Sul piano psicologico, la perdita dei contatti con un genitore rappresenta una adverse childhood experience (ACE), ovvero un’esperienza negativa carenziale in grado di incidere sul processo di sviluppo.

      È importante sottolineare alcuni danni psicobiologici correlati alla perdita/carenza genitoriale (parental loss). Ad esempio, in una ricerca Tyrka et al. (2008) hanno riscontrato che i soggetti con anamnesi positiva per separazione dei genitori o abbandono e quelli con perdita di un genitore in età infantile avevano più probabilità rispetto ai controlli di soffrire una successiva insorgenza di disturbi d’ansia o depressivi; Nicolson (2004) ha mostrato che i livelli di cortisolo in giovani adulti sono cronicamente innalzati se nell’infanzia questi erano stati soggetti a perdita genitoriale o altre childhood adversities.

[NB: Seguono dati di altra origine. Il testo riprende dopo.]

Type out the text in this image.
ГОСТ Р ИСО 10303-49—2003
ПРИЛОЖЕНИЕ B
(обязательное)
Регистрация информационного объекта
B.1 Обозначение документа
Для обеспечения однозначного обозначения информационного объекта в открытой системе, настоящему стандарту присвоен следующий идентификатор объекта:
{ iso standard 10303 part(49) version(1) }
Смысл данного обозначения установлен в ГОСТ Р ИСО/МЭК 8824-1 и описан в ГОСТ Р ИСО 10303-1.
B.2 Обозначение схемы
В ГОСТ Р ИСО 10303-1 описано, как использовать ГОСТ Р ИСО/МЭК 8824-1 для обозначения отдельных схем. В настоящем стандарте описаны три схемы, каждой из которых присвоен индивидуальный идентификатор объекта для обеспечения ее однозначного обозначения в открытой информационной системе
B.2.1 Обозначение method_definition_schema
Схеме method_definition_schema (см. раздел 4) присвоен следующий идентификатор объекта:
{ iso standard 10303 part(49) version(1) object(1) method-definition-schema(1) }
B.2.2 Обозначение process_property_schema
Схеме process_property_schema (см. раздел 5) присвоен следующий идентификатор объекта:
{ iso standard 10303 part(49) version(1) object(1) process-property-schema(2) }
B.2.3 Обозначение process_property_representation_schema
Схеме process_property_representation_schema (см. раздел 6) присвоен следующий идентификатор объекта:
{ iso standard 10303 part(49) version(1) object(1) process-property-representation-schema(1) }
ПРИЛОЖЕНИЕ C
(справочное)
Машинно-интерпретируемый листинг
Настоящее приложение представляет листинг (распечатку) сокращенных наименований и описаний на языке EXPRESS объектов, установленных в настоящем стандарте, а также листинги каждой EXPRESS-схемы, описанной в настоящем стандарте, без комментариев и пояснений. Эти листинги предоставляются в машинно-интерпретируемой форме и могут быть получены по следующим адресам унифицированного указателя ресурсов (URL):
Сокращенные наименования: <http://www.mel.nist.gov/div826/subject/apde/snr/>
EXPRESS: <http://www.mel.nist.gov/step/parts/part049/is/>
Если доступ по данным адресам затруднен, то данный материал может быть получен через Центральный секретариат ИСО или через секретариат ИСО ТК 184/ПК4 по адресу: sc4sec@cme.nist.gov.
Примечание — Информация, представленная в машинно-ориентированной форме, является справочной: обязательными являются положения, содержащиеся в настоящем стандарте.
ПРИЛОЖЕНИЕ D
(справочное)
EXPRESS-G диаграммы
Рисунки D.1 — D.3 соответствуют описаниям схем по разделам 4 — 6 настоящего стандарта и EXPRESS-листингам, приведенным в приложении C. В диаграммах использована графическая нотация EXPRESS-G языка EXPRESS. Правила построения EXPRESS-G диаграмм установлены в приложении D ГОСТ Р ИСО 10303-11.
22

      Nelle Linee Guida per la valutazione medico-legale del danno alla persona in ambito civilistico redatte dalla Società di Medicina Legale e delle Assicurazioni (Giuffrè, 2016) così si legge nel paragrafo Ostacoli ai diritti di visita ed al diritto del minore alla bigenitorialità: «Qualora il coinvolgimento del minore nel conflitto familiare (in un contesto di separazione dei genitori: nel DSM-5, “Disgregazione della famiglia a causa di separazione e divorzio”’ e/o “Alto livello di emozioni espresse all’interno della famiglia”) abbia determinato reazioni transitorie esse rientrano in una compromissione delle capacità di adattamento descritte in precedenza, eventualmente legate all’insorgenza di un Disturbo dell’Adattamento. Il DSM-5 inquadra tali reazioni, riconducibili all’ ‘alienazione’ di una figura genitoriale (che le Linee Guida in tema di abuso sul minore - SINPIA, 2007 - considerano come una forma di abuso psicologico), tra i Problemi Relazionali, e precisamente tra i “Problemi correlati all’allevamento dei figli”:“Problema relazionale genitore-bambino” oppure “Effetti negativi del disagio relazionale dei genitori sul bambino”. Quest’ ultima categoria deve essere utilizzata quando l’oggetto di attenzione clinica risiede negli effetti della discordia nella relazione genitoriale (alti livelli di conflitto o denigrazione ai danni di un genitore) su un bambino in famiglia e comprende gli effetti sul suo disturbo mentale. Ove, in casi selezionati, le suddette reazioni assumano una spiccata valenza ansiosa (Disturbo d’ansia di separazione) e/o compromettano il funzionamento psicologico e sociale si potrà configurare un pregiudizio grave rispetto al processo di sviluppo, con possibile modificazione della personalità e conseguente danno biologico di natura psichica con carattere di permanenza. Il nucleo patogeno di queste condizioni è identificabile nel c.d. “conflitto di lealtà” che lega il bambino ad un genitore a discapito dell’altro e che rappresenta un importante fattore di rischio».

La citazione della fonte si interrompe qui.